NEX and CME announce deal completion

Maria Nikolova

The scheme of the deal has become effective as of today, following the sanction of the scheme by the Court on November 1, 2018 and the delivery of the Court order to the Registrar of Companies earlier today.

Further to receiving the nod of approval by the UK competition regulator earlier this week, the acquisition of NEX Group PLC (LON:NXG) by CME Group Inc (NASDAQ:CME) and CME London Limited (Bidco) has been sanctioned by the Court and is now finalized.

In a filing with the London Stock Exchange today, NEX and CME announced that the Acquisition has now completed in accordance with its terms. The Scheme has become effective as of today, November 2, 2018, following the sanction of the Scheme by the Court on November 1, 2018 and the delivery of the Court order to the Registrar of Companies earlier today.

For NEX Scheme Shareholders who held their NEX Shares in uncertificated form, CME CDIs linked to the underlying New CME Shares will be credited to their CREST account as soon as practicable on or after November 5, 2018.

In the case of NEX Scheme Shareholders who held their NEX Shares in uncertificated form, Bidco shall procure that settlement of any Cash Consideration shall be paid by means of an assured payment obligation created in favour of the payment bank of the persons entitled thereto in accordance with the CREST assured payment arrangements for the sums payable to them respectively (including any amounts due in respect of New CME Shares not allotted to Overseas Shareholders and in respect of fractional entitlements) within 14 days of this announcement.

In the case of NEX Scheme Shareholders who held their NEX Shares in certificated form, statements of entitlement to New CME Shares held through DRS will be despatched within 14 days of this announcement and Bidco shall procure the despatch to the persons entitled thereto of cheques for the sums payable to them as Cash Consideration (including any amounts due in respect of New CME Shares not allotted to Overseas Shareholders and in respect of fractional entitlements) within 14 days of this announcement.

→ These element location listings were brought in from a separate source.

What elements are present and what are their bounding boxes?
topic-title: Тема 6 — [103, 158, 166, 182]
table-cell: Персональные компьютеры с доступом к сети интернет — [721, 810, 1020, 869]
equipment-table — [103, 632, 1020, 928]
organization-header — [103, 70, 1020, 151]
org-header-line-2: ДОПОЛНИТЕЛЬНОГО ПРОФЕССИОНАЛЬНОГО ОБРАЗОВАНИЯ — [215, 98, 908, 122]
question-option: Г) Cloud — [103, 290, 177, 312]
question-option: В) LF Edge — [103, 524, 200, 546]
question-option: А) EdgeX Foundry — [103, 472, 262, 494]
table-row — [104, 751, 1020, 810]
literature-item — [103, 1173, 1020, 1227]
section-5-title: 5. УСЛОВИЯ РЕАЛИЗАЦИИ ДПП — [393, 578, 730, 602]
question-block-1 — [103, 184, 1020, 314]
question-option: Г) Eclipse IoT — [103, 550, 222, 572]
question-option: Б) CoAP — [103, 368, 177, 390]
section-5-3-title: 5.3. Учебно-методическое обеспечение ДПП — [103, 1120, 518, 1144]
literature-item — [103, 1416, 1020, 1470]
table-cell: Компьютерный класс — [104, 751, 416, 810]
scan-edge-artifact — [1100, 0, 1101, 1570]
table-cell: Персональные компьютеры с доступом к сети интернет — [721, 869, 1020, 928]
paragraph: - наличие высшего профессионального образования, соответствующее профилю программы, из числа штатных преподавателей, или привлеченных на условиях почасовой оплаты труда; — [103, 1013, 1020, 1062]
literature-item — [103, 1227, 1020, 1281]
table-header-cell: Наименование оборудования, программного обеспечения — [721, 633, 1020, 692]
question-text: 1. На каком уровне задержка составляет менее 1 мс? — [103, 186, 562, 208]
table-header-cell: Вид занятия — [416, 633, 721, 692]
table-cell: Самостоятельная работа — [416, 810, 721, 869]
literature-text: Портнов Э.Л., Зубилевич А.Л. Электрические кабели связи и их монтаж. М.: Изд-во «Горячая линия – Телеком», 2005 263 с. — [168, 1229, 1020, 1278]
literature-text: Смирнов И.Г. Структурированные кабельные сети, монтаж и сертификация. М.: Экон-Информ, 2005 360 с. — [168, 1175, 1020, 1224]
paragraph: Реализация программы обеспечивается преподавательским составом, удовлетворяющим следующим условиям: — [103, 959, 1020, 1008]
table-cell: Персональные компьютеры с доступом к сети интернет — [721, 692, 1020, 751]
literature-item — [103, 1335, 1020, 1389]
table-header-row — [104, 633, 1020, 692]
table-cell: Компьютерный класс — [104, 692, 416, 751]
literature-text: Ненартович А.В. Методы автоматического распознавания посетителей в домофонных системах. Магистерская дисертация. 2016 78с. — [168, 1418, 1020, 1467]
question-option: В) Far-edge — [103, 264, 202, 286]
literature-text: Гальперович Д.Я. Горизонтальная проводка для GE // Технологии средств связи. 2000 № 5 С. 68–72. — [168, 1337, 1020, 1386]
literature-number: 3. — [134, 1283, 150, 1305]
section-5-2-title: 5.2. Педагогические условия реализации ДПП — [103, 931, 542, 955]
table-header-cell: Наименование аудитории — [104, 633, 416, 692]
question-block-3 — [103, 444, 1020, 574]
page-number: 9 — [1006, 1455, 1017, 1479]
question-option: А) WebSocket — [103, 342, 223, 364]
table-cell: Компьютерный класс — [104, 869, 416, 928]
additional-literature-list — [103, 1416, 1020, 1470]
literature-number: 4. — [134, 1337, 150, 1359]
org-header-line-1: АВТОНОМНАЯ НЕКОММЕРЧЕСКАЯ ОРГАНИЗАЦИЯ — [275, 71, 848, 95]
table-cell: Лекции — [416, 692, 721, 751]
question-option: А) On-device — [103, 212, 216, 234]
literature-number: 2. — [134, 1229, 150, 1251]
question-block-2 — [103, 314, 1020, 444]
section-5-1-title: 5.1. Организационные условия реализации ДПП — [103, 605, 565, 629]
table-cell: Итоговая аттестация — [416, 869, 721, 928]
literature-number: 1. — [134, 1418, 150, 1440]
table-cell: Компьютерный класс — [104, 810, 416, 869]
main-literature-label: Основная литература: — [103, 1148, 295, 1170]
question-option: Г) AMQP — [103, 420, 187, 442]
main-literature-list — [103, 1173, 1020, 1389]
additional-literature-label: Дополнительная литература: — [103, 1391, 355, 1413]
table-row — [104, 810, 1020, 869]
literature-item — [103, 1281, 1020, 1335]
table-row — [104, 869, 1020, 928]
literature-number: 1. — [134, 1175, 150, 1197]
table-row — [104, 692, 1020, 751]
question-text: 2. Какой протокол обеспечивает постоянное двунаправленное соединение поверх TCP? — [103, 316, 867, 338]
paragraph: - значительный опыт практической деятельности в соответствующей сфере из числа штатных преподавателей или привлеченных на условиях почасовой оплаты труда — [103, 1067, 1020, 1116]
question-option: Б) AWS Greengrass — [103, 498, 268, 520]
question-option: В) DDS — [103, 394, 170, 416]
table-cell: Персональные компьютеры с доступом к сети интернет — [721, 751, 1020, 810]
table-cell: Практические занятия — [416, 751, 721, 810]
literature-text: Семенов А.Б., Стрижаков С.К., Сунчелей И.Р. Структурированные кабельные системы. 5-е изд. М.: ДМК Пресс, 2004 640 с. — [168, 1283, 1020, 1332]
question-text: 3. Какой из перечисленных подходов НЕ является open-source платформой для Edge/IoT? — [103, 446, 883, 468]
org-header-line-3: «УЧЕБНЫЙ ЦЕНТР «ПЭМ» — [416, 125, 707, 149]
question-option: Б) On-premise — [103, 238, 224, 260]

In a separate announcement, CME Group said it will retire the NEX name and brand but will continue to operate its individual Markets and Optimisation businesses as sub-brands including BrokerTec, EBS, Traiana and TriOptima. Corporate headquarters will remain in Chicago, with London continuing to serve as CME Group’s European headquarters.

CME Group plans to use its technology, futures trading and product development expertise to strengthen and scale NEX businesses, while preserving their existing market structures. The combined company’s leading electronic FX and fixed income platforms will deliver new trading opportunities and simplify access by reducing the number of touchpoints to trade across platforms. In addition, the combined company’s post-trade services expertise will strengthen its compression, reconciliation and processing businesses.

Let’s recall that, as per the agreement published in March, CME agreed to pay 500 pence in cash and 0.0444 new CME shares for each NEX share, thus putting the value of each share of NEX at 1,000 pence. NEX’s entire issued and to be issued share capital is thus valued at approximately £3.9 billion. The bid represents a premium of approximately 49.2% to the Closing Price per NEX Share of 670.5 pence on March 15, 2018 (being the date the Offer Period commenced).

Back then, the companies announced that NEX Shareholders would be entitled to receive a final dividend for NEX in respect of the year ending March 31, 2018, such dividend not to exceed an amount of 7.65 pence per NEX Share.